Lindbergh High’s Ron Helms
Missouri’s 2007 High School Principal Of The Year
by Murray Farish
March 30, 2007
To talk with Lindbergh High School Principal Ron Helms, one has to do it on the move. Helms, 58, doesn’t like to sit still for long. A recent interview with Helms started in Helm’s office, moved to two different hallways, past the school gym, and finally to the cafeteria.
“If you keep moving around. they can’t get a good shot at you,” Helms deadpanned.
But another challenge of interviewing Helms is that plenty of people — Lindbergh students, teachers, and coaches — get all kinds of shots from Helms: good-natured barbs, sharp questions, and answers to questions of their own. In the increasingly intense atmosphere of a high school during the high-stakes testing era, Helms manages to be both serious and open, steadfast and approachable. Helms knows his students by name, and he knows what they do.
It’s this kind of attention to the individuals in the school that led to Helms being named the 2007 High School Principal of the Year by the Missouri Association of Secondary School Principals.
Helms, who was selected from more than 600 principals statewide for the honor, said the students and teachers at Lindbergh deserve the credit.
“Things like this happen because a lot of people have worked very hard,” Helms said. “We have a plan for success, and we’ve been successful, but that’s because the students and teachers in this building want to succeed and they’re willing to do the work that success requires.”
Lindbergh has certainly been successful in Helms’ six years in charge. Test scores, GPAs, and graduation rates have risen, dropouts and discipline referrals have dramatically declined. Lindbergh has been named one of the top 1,000 schools in America. Also, the school’s scores on state assessment tests and collegiate aptitude exams are among the best in the area.
Much of this success, according to Superintendent James Sandfort, is due to Helms’ efforts to “personalize” the high school.
“Ron has worked hard to personalize the high school environment, first and foremost, by example,” Sandfort said. “He has worked hard with his staff to be sure each student feels valued and included.

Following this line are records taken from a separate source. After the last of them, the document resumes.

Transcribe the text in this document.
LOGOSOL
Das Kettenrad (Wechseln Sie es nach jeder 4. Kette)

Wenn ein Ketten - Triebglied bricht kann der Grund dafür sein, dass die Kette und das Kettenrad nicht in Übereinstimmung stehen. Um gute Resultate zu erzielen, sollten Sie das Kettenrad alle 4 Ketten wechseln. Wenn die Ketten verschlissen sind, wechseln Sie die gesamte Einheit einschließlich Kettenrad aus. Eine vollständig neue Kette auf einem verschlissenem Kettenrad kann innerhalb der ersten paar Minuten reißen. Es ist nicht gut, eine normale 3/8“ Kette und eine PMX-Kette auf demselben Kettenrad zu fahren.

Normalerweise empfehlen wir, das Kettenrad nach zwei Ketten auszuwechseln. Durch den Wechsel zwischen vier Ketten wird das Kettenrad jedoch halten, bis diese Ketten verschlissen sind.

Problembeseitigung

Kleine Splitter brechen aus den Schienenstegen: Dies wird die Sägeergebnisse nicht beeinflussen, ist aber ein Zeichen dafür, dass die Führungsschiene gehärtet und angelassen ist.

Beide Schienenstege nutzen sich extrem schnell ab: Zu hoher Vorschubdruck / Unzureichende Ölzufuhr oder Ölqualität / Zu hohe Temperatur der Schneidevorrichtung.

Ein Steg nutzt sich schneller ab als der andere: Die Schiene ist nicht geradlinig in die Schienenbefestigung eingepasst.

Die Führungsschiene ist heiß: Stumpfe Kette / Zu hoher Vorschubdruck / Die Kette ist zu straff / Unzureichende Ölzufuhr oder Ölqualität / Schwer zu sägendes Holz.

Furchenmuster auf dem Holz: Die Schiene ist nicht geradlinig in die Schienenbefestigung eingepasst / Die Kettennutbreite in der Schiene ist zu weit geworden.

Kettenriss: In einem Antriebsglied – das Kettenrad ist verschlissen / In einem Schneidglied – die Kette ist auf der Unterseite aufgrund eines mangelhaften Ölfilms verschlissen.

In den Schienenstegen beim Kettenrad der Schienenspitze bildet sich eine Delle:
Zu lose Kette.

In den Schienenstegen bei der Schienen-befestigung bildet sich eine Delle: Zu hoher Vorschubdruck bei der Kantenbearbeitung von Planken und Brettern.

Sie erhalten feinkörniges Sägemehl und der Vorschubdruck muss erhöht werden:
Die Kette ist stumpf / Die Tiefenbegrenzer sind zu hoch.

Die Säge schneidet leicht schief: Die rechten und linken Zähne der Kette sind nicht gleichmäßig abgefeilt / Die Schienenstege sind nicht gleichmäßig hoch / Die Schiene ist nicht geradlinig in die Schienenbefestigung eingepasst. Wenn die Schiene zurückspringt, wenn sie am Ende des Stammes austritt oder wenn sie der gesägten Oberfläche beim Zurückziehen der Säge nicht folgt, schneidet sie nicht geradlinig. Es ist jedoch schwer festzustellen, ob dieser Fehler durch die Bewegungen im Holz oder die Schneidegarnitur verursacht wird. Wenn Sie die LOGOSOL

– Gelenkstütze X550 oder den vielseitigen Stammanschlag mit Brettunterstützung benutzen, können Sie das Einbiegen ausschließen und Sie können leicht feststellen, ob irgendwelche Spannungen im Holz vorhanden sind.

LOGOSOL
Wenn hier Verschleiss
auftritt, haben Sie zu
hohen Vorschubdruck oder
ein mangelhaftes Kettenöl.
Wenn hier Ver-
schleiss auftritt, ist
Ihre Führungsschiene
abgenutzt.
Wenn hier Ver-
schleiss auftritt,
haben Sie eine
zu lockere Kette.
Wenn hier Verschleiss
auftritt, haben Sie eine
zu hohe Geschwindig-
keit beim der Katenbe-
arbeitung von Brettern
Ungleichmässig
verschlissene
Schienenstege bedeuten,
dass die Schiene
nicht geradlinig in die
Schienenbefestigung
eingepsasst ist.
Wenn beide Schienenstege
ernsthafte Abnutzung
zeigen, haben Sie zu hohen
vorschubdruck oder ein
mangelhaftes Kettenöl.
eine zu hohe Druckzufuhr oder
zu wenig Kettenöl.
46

“Lindbergh High School has evolved under Ron’s leadership into a true professional learning community,” Sandfort added.
How can a large high school like Lindbergh be “personal?”
Helms said there’s no way, these days, that a high school can’t be.
“We have 2,000 kids at this high school,” Helms said. “That’s a very powerful lobbying group. They need to shape the school and make it into what they want it to be. To do that, they need to know how the school was run in the past.”
To that end, one of the first ideas Helms implemented at the high school was his annual “state of the state” address. When he gave his first such address to the student body in 2000, Helms showed students some comparisons between Lindbergh and other St. Louis County high schools.
“Lindbergh High School was at the bottom of that list of comparable school districts in almost every statistic,” Helms said. “Our students were sort of shocked by this, and they took on the challenge.”
But first they had to feel a stake in the school itself, Helms said.
“We laid out the data on where we were, then we laid out goals and directions for where we wanted to be,” Helms said. “That’s one step. Now you’ve got to sit down with each individual student to work together and build a plan for how to get them where we want to be.”
Helms has given a new version of the address each year, celebrating the improvement while still pushing for more.
“We’re not as good as we can be,” Helms said. “Our standardized test scores are not the highest in the state. We can get our dropout rate to zero and our graduation rate to 100 percent. We’ve had a 70 percent drop in disciplinary referrals, but we can still get those lower.
“You build the success of the school through the success of the individual,” Helms continued. “The kids are really in charge here, and if you give them the right information, they’ll act on it. They’re the most important factor here.”
Or “there,” as the case may be — “there” being wherever Lindbergh High School students find themselves in their extracurricular activities. And “there” Ron Helms will be.
In just over a half an hour in the school cafeteria, Helms made personal commitments to several students to appear at a soccer game, a water polo match, a tennis match, and a cross country meet. All in different places, all in one evening.
“And this weekend there’s a concert and a play,” Helms said. “They like to see you in these outside contexts, and they notice if you’re around.
“I don’t know if there’s an average work week,” Helms said, citing the support of his wife Karen, who recently retired from the Hazelwood School District. “You try to do whatever you can to be involved. And I love it.
“My favorite part of this job is working with these kids and helping them succeed,” Helms added.
And his least favorite part of the job?
“Whenever I’m not doing that,” Helms said.